82.      Ils soutiennent, ensuite, que le Tribunal de première instance a commis une erreur de droit en distinguant entre une modification législative du statut et une modification de règles internes à une institution visant à la mise en œuvre de celui‑ci. L’arrêt Monaco/Parlement, précité, ne vient pas au soutien d’une telle analyse, qui revient à placer une modification législative au‑dessus du principe de l’égalité de traitement. Il s’agit là d’une atteinte inacceptable portée à l’État de droit.
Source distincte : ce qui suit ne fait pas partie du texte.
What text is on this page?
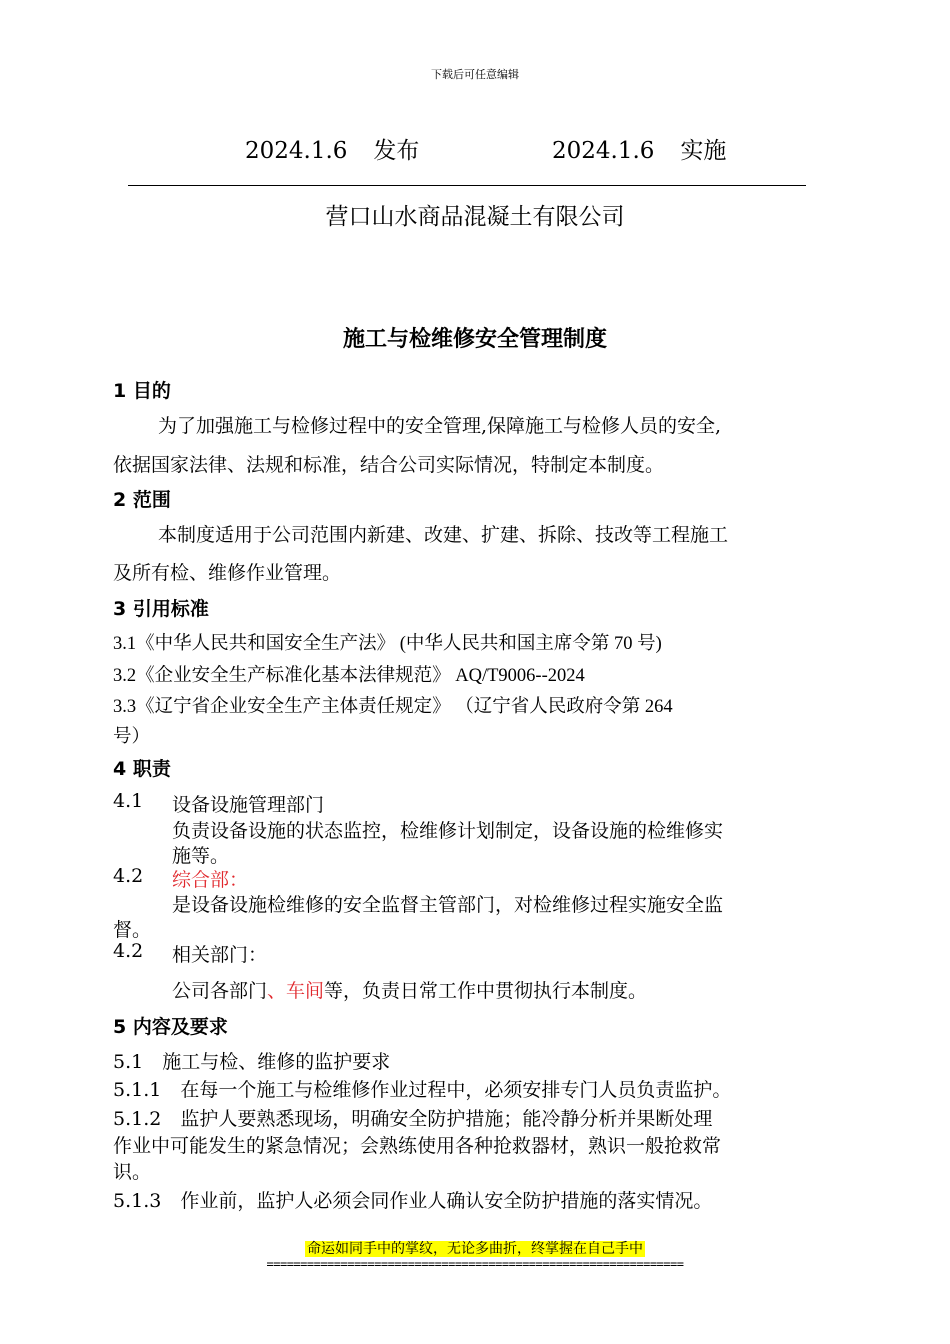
下载后可任意编辑
2024.1.6 发布	2024.1.6 实施
营口山水商品混凝土有限公司
施工与检维修安全管理制度
1 目的
为了加强施工与检修过程中的安全管理,保障施工与检修人员的安全,
依据国家法律、法规和标准，结合公司实际情况，特制定本制度。
2 范围
本制度适用于公司范围内新建、改建、扩建、拆除、技改等工程施工
及所有检、维修作业管理。
3 引用标准
3.1《中华人民共和国安全生产法》 (中华人民共和国主席令第 70 号)
3.2《企业安全生产标准化基本法律规范》 AQ/T9006--2024
3.3《辽宁省企业安全生产主体责任规定》 （辽宁省人民政府令第 264
号）
4 职责
4.1 设备设施管理部门
负责设备设施的状态监控，检维修计划制定，设备设施的检维修实
施等。
4.2 综合部：
是设备设施检维修的安全监督主管部门，对检维修过程实施安全监
督。
4.2 相关部门：
公司各部门、车间等，负责日常工作中贯彻执行本制度。
5 内容及要求
5.1　施工与检、维修的监护要求
5.1.1　在每一个施工与检维修作业过程中，必须安排专门人员负责监护。
5.1.2　监护人要熟悉现场，明确安全防护措施；能冷静分析并果断处理
作业中可能发生的紧急情况；会熟练使用各种抢救器材，熟识一般抢救常
识。
5.1.3　作业前，监护人必须会同作业人确认安全防护措施的落实情况。
命运如同手中的掌纹，无论多曲折，终掌握在自己手中
==============================================================
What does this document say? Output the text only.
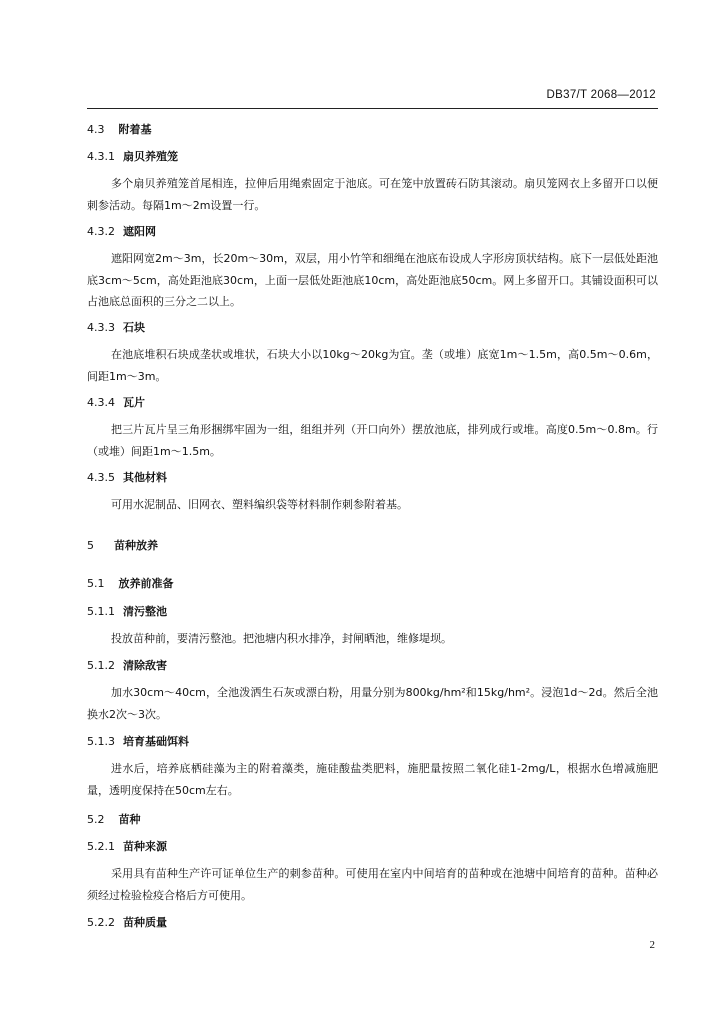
DB37/T 2068—2012
4.3 附着基
4.3.1 扇贝养殖笼
多个扇贝养殖笼首尾相连，拉伸后用绳索固定于池底。可在笼中放置砖石防其滚动。扇贝笼网衣上多留开口以便刺参活动。每隔1m～2m设置一行。
4.3.2 遮阳网
遮阳网宽2m～3m，长20m～30m，双层，用小竹竿和细绳在池底布设成人字形房顶状结构。底下一层低处距池底3cm～5cm，高处距池底30cm，上面一层低处距池底10cm，高处距池底50cm。网上多留开口。其铺设面积可以占池底总面积的三分之二以上。
4.3.3 石块
在池底堆积石块成垄状或堆状，石块大小以10kg～20kg为宜。垄（或堆）底宽1m～1.5m，高0.5m～0.6m，间距1m～3m。
4.3.4 瓦片
把三片瓦片呈三角形捆绑牢固为一组，组组并列（开口向外）摆放池底，排列成行或堆。高度0.5m～0.8m。行（或堆）间距1m～1.5m。
4.3.5 其他材料
可用水泥制品、旧网衣、塑料编织袋等材料制作刺参附着基。
5 苗种放养
5.1 放养前准备
5.1.1 清污整池
投放苗种前，要清污整池。把池塘内积水排净，封闸晒池，维修堤坝。
5.1.2 清除敌害
加水30cm～40cm，全池泼洒生石灰或漂白粉，用量分别为800kg/hm²和15kg/hm²。浸泡1d～2d。然后全池换水2次～3次。
5.1.3 培育基础饵料
进水后，培养底栖硅藻为主的附着藻类，施硅酸盐类肥料，施肥量按照二氧化硅1-2mg/L，根据水色增减施肥量，透明度保持在50cm左右。
5.2 苗种
5.2.1 苗种来源
采用具有苗种生产许可证单位生产的刺参苗种。可使用在室内中间培育的苗种或在池塘中间培育的苗种。苗种必须经过检验检疫合格后方可使用。
5.2.2 苗种质量
2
Dans l’ordre juridique communautaire, le principe de l’égalité de traitement s’applique indifféremment au pouvoir exécutif, au législateur et au juge.

83.      Le Tribunal de première instance a, de fait, omis d’examiner si les lauréats d’un seul et même concours formaient un groupe comparable devant bénéficier d’un traitement égal, et a omis de suivre le raisonnement qui avait été le sien dans l’arrêt Ryan/Cour des comptes, précité. Dans cette affaire, il avait établi, sans se démarquer de l’arrêt Monaco/Parlement, précité, que i) le pouvoir d’appréciation de l’autorité communautaire pour modifier le statut était soumis au principe de l’égalité de traitement, ii) la nature de l’acte modificatif était indifférente, et iii) le principe de l’égalité de traitement suppose que la date d’entrée en application du nouveau régime ne soit pas discriminatoire.

84.      En s’écartant de sa jurisprudence précédente, le Tribunal de première instance a méconnu une obligation de motiver sa décision de manière appropriée. Il a omis d’examiner en quoi pourraient consister les justifications afférentes au changement de règles et à la date d’entrée en vigueur des nouvelles règles.

85.      En outre, l’affirmation suivant laquelle les fonctionnaires respectivement recrutés avant et après le 1er mai 2004 forment des groupes différents parce que des règles différentes leur sont applicables, de sorte qu’il n’y a pas de discrimination illégale, repose sur un raisonnement circulaire.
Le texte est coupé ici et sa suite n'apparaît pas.